La administración Putin, cómoda en el terreno del cierre de filas patriótico, ha optado por el discurso agraviado. Se ha retirado el permiso de exhibición del filme, y las salas que lo exhiban se enfrentarían a multas. Una actuación policial en un cine sirvió de aviso a navegantes. La novela gráfica apareció en Francia en octubre de 2010 en un primer volumen de sesenta páginas y concluyó en mayo de 2012, con una segunda parte de semejante extensión.
Tabla: Personajes Principales y Actores en "La Muerte de Stalin" (Película)
| Personaje | Actor |
|---|---|
| Nikita Jruschov | Steve Buscemi |
| Lavrenti Beria | Simon Russell Beale |
| Viacheslav Mólotov | Michael Palin |
| Gueorgui Malenkov | Jeffrey Tambor |
| Mariscal Gueorgui Zhúkov | Jason Isaacs |
| Svetlana Stalin | Andrea Riseborough |
| Vasili Stalin | Rupert Friend |
| Maria Yudina | Olga Kurylenko |
La película y los volúmenes originales de la novela gráfica terminan siendo complementarios pero independientes. Se puede disfrutar de la película sin haber leído el trabajo de Nury y Robin, y viceversa. El estilo visual de Robin, con sus composiciones de página y el uso del color para crear una atmósfera sombría, complementa perfectamente la narrativa.

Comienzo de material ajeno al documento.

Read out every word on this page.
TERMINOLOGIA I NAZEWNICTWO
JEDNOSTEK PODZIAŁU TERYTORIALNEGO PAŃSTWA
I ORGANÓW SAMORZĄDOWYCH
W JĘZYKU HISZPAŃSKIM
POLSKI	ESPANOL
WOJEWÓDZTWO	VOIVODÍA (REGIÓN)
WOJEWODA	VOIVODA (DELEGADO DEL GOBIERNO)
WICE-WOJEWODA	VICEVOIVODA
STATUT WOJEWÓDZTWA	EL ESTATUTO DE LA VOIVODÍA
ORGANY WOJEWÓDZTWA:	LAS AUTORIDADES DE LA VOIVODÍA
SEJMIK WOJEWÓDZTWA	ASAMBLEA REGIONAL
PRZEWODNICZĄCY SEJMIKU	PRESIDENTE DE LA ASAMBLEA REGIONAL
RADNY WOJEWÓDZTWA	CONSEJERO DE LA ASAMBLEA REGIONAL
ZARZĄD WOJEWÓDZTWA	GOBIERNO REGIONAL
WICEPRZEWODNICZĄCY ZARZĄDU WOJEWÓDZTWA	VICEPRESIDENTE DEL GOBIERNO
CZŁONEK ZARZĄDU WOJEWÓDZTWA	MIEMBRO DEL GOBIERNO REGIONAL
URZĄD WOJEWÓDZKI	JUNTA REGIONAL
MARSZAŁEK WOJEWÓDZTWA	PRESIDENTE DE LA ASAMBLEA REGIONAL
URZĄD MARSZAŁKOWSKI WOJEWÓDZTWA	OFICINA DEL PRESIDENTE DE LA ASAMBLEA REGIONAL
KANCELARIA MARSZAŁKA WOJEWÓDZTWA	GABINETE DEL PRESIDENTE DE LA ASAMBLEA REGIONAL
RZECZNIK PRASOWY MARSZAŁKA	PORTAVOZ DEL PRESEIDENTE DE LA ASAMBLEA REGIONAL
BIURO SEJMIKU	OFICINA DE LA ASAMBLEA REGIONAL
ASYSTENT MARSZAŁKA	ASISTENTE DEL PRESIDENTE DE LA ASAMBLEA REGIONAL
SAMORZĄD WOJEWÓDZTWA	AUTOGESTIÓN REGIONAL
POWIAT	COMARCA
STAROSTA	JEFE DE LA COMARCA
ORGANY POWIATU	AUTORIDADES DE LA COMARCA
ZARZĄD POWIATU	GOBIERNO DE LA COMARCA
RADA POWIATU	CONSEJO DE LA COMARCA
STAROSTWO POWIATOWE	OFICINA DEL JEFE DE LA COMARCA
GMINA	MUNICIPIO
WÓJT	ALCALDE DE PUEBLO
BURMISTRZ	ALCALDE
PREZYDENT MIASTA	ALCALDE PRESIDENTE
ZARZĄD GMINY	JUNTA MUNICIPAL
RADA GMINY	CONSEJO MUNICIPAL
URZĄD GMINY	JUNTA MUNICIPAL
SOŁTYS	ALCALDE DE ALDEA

La película de Iannucci, por su parte, traslada la esencia del cómic a la gran pantalla con un elenco excepcional y un guion que, si bien se permite licencias históricas, captura el espíritu mordaz y satírico de la obra original. El humor británico, que siempre ha tratado al espécimen político con poca consideración, encuentra en Iannucci un digno representante para diseccionar las miserias del poder.